Notre association s’adresse à ces députés

 

Madame, monsieur,

Vous avez signé un appel avec d’autres députés, réclamant que le Burn out soit reconnu en maladie professionnelle.

Le Burn Out y est désigné comme un symptôme de l’épuisement au travail sans désigner une pathologie professionnelle spécifique et reconnue comme la dépression professionnelle, le stress post-traumatique ou l’anxiété chronique généralisée dont la reconnaissance est proposée par le COCT.

L’analyse des causes de l’organisation du travail engendrant des RPS tels que résultant des six familles de risques du rapport du collège d’expertise sur les risques psychosociaux n’y est pas reprise.

Vous prenez en compte pour partie cette critique en demandant à la fin de votre texte « que le tableau des maladies professionnelles intègre deux éléments supplémentaires, la dépression suite à un épuisement profond et le stress post traumatique au travail ». Nous donnons acte de cette clarification ultime.

Cet engagement en faveur de la reconnaissance des pathologies psychiques en lien avec le travail vous honore et c’est donc la ferme intention de voir enfin reconnaitre ces psychopathologies par la sécurité sociale qui vous a motivé.

Notre association s’est créée il y a près de 7ans justement pour obtenir de telles reconnaissances dans le but que ces dernières poussent enfin les employeurs à mettre en œuvre des mesures de prévention efficaces.

Nous aidons les victimes, ou leurs ayants droits en cas de suicide, à retracer leur parcours professionnel afin d’identifier les causes professionnelles de leur souffrance et nous les aidons à monter leur dossier de reconnaissance en accident du travail ou en maladie professionnelle.

Nous connaissons donc bien ces problèmes ainsi que les difficultés que rencontrent ces victimes pour faire valoir leurs droits.

C’est pourquoi nous voulons vous alerter sur les problèmes, voire les dangers, que recèle la création d’un tableau de maladie professionnelle sur le seul mécanisme de Burn Out :

– Qui ne désignerait pas les trois psychopathologies du travail repérées par le COCT,

– Et qui n’y intégrerait pas dans la colonne facteurs de risque, d’autres éléments qu’un travail suscitant un épuisement professionnel communément désigné comme Burn-Out.

– Les facteurs de risques professionnels engendrant les psychopathologies professionnelles doivent intégrer les six familles de facteurs de risque tels que définis par le collège d’expertise sur les risques psychosociaux communément appelés Rapport Gollac (référence). Ils sont d’ailleurs repris dans l’enquête des CPAM pour la reconnaissance des psychopathologies par le CRRMP.

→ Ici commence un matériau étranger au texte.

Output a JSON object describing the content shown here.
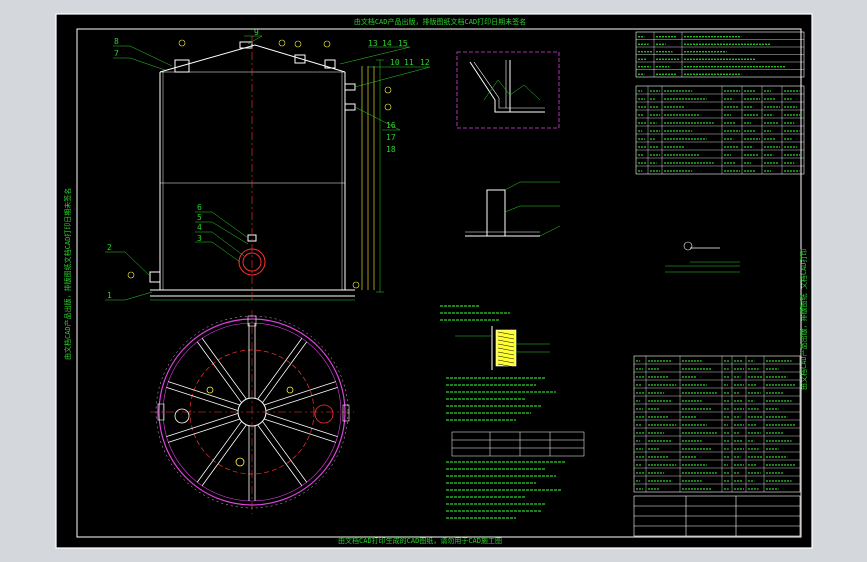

Comme vous le savez donc, actuellement aucun tableau de MP concernant des psychopathogies professionnelles n’existe.

Or n’ayant pas pu trouver un consensus sur la création d’un tel tableau (au regard du refus patronal) les partenaires sociaux au sein du Conseil d’Orientation sur les Conditions de Travail ont toutefois trouvé un consensus sur les critères de reconnaissance et les tableaux cliniques de 3 pathologies psychiques afin que les CRRMP puisse les reconnaître comme maladie « hors tableau » (dès lors qu’il y un un taux d’IPP supérieur ou égal à 25%). Or le Burn Out ne fait pas partie de ces 3 pathologies ; la raison en est simple : le tableau clinique du Burn out n’est pas reconnu dans les classifications internationales des pathologies. Il s’agit donc plus d’un syndrome que d’une pathologie clinique, qui réfère à un travail provoquant l’épuisement psychique et physique, sans qu’on sache très bien si on désigne un processus délétère ou une pathologie. Mais comme vous en donnez acte vous-mêmes, il génère cliniquement de véritables psychopathologies. Et l’origine professionnelle de ces psychopathologies est plus complexe que la phase d’épuisement qui en émerge, dont on sait mal si on désigne le facteur de risque ou une pathologie spécifiquement définie. De plus, cette situation est loin de caractériser la majorité des cas de souffrances pathologiques en lien avec le travail.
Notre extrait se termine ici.